Before that it was protestors in Tunisia forcing out their president. Now Twitter is abuzz with talk of protests in Bahrain, Yemen and Iran to be held tomorrow. Given protesting is illegal in Iran, the power of seeing others take action is clearly a strong motivating force.
If you read that sort of thing there’s been a lot of debate about how much of a role social media played in the protests.
Wael Ghonim started the biggest Facebook group during the protests “We are all Khaled Said” after the businessman and activist who was killed by police officers. The Google executive was subsequently arrested by the Egyptian police and then released 11 days later after a lot of international attention.

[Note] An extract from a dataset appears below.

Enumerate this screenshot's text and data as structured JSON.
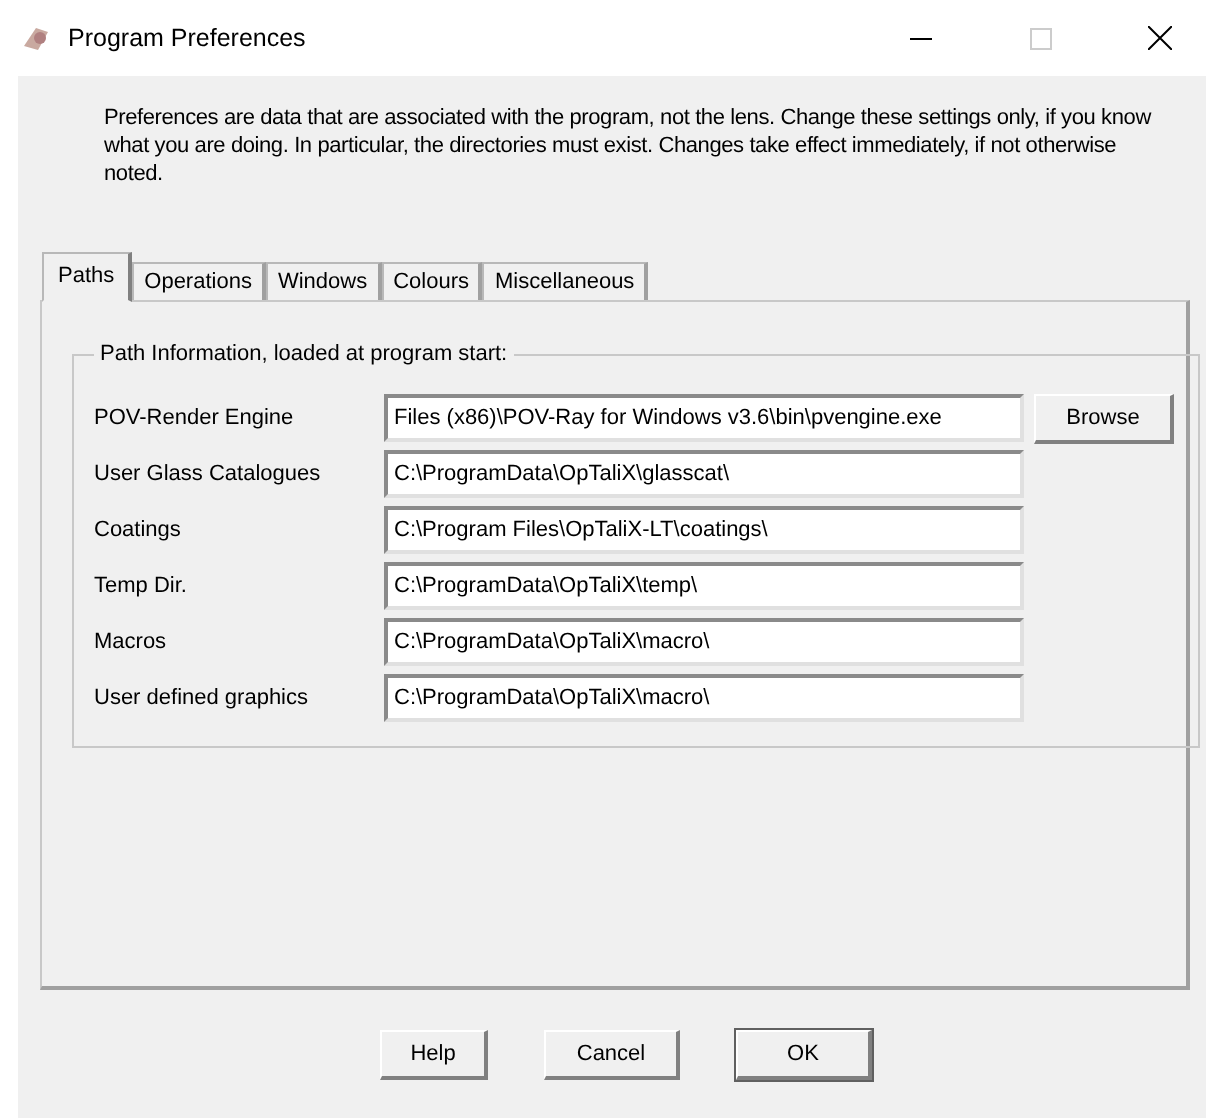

In an interview with the US 60 Minutes last night Wael Ghonim was clear “If there was no social networks, this would never have been sparked. Without Facebook, without Twitter, without YouTube, this would never have happened.”

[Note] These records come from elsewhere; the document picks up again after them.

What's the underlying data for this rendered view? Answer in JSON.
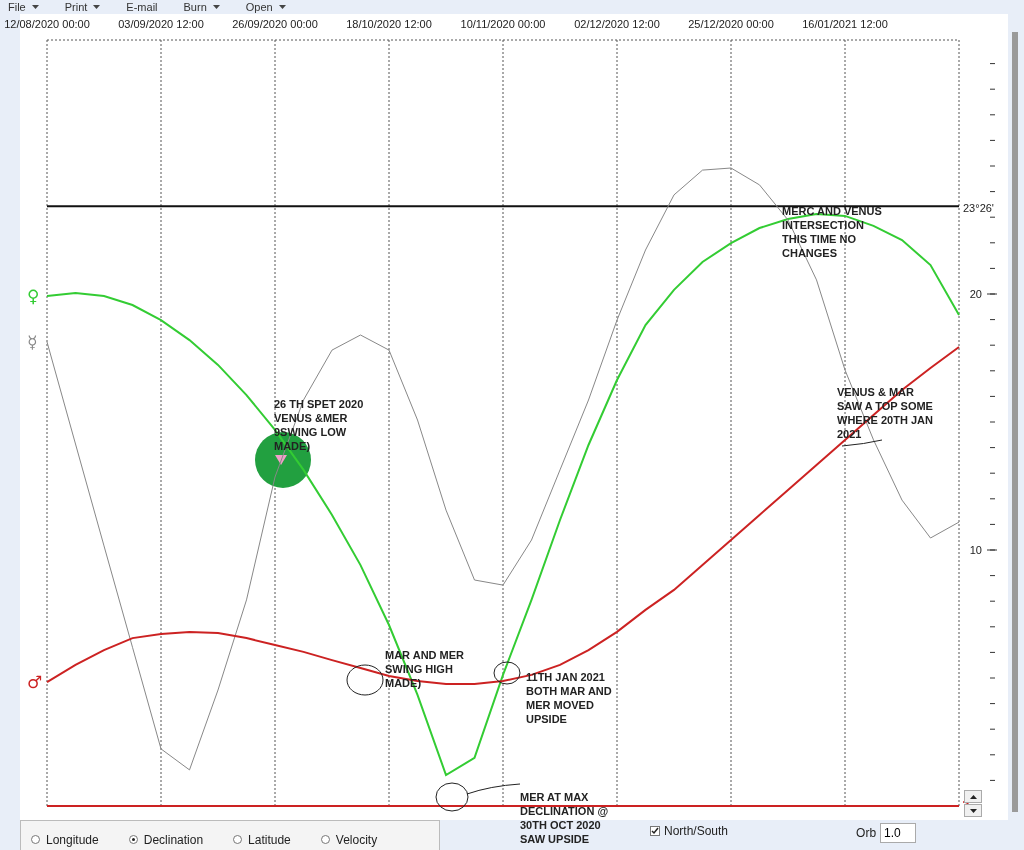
{
  "menu": [
    {
      "label": "File",
      "dropdown": true
    },
    {
      "label": "Print",
      "dropdown": true
    },
    {
      "label": "E-mail",
      "dropdown": false
    },
    {
      "label": "Burn",
      "dropdown": true
    },
    {
      "label": "Open",
      "dropdown": true
    }
  ],
  "chart": {
    "chart_data": {
      "type": "line",
      "grid": true,
      "ylim": [
        0,
        30
      ],
      "yticks": [
        10,
        20,
        {
          "value": 23.43,
          "label": "23°26'"
        }
      ],
      "ref_lines": [
        {
          "axis": "y",
          "value": 23.43,
          "color": "#111111"
        }
      ],
      "categories": [
        "12/08/2020 00:00",
        null,
        null,
        null,
        "03/09/2020 12:00",
        null,
        null,
        null,
        "26/09/2020 00:00",
        null,
        null,
        null,
        "18/10/2020 12:00",
        null,
        null,
        null,
        "10/11/2020 00:00",
        null,
        null,
        null,
        "02/12/2020 12:00",
        null,
        null,
        null,
        "25/12/2020 00:00",
        null,
        null,
        null,
        "16/01/2021 12:00",
        null,
        null,
        null,
        null
      ],
      "series": [
        {
          "name": "♀",
          "color": "#33cc33",
          "values": [
            19.92,
            20.04,
            19.92,
            19.57,
            18.98,
            18.2,
            17.23,
            16.05,
            14.69,
            13.13,
            11.37,
            9.41,
            7.07,
            4.34,
            1.21,
            1.88,
            5.12,
            8.05,
            11.17,
            14.1,
            16.64,
            18.79,
            20.16,
            21.25,
            21.99,
            22.58,
            22.93,
            23.13,
            23.05,
            22.66,
            22.11,
            21.13,
            19.18
          ]
        },
        {
          "name": "☿",
          "color": "#888888",
          "values": [
            18.13,
            14.14,
            10.16,
            6.2,
            2.23,
            1.41,
            4.53,
            8.05,
            12.85,
            15.86,
            17.81,
            18.4,
            17.81,
            15.08,
            11.56,
            8.83,
            8.63,
            10.39,
            13.13,
            15.86,
            18.98,
            21.72,
            23.87,
            24.84,
            24.92,
            24.26,
            22.89,
            20.55,
            17.03,
            14.3,
            11.95,
            10.47,
            11.09
          ]
        },
        {
          "name": "♂",
          "color": "#cc2222",
          "values": [
            4.84,
            5.51,
            6.09,
            6.56,
            6.72,
            6.8,
            6.76,
            6.56,
            6.29,
            6.02,
            5.7,
            5.39,
            5.08,
            4.88,
            4.77,
            4.77,
            4.88,
            5.12,
            5.51,
            6.09,
            6.8,
            7.66,
            8.44,
            9.41,
            10.39,
            11.37,
            12.34,
            13.32,
            14.3,
            15.27,
            16.25,
            17.11,
            17.93
          ]
        }
      ],
      "annotations": [
        "MERC AND VENUS INTERSECTION THIS TIME NO CHANGES",
        "26 TH SPET 2020 VENUS &MER 9SWING LOW MADE)",
        "VENUS & MAR SAW A TOP SOME WHERE 20TH JAN 2021",
        "MAR AND MER SWING HIGH MADE)",
        "11TH JAN 2021 BOTH MAR AND MER MOVED UPSIDE",
        "MER AT MAX DECLINATION @ 30TH OCT 2020 SAW UPSIDE"
      ]
    }
  },
  "modes": [
    {
      "label": "Longitude",
      "selected": false
    },
    {
      "label": "Declination",
      "selected": true
    },
    {
      "label": "Latitude",
      "selected": false
    },
    {
      "label": "Velocity",
      "selected": false
    }
  ],
  "north_south": {
    "label": "North/South",
    "checked": true
  },
  "orb": {
    "label": "Orb",
    "value": "1.0"
  }
}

For Carrotmob, we can say a similar thing. Without access to the internet, we would never have found out about the people in San Fransisco who first had the idea of a Carrotmob. Without Facebook, Twitter and blogs we wouldn’t be able to communicate with other people who think it’s a good idea too. Is it a bit cheeky to compare uprising in the Middle East with an environmental flashmob? Maybe a little.
But back here in Australia, regardless of what you think of our political landscape, we do function in a democracy. So it’s becoming rarer and rarer for people to care about something enough to gather together about it in significant numbers.
When I try to think about a common cause amongst the people I know, the one thing I come back to is the environment. It’s the one thing that impacts on every single human being. Most of us all do little things every day to try to do our bit. Turn switches off at the powerpoint, use recycling bins, ride a bike to work. But people and business are struggling to know what to do next.
By showing up at the next Carrotmob we’re showing in a really public way that the environment is an important issue to us. It’s the power of the mob and as we’ve seen in the Middle East people gathering together for a common cause is a powerful thing.
So Carrotmob is a call to arms in a small way. You can choose to dress as a zombie and flashmob in the streets. It’s a fun way to spend an afternoon. But you can also choose to meet up with a bunch of other people and say the environment is important. It will be fun too. But unlike the zombie flashmob, it’s making a statement. And who knows where that might lead.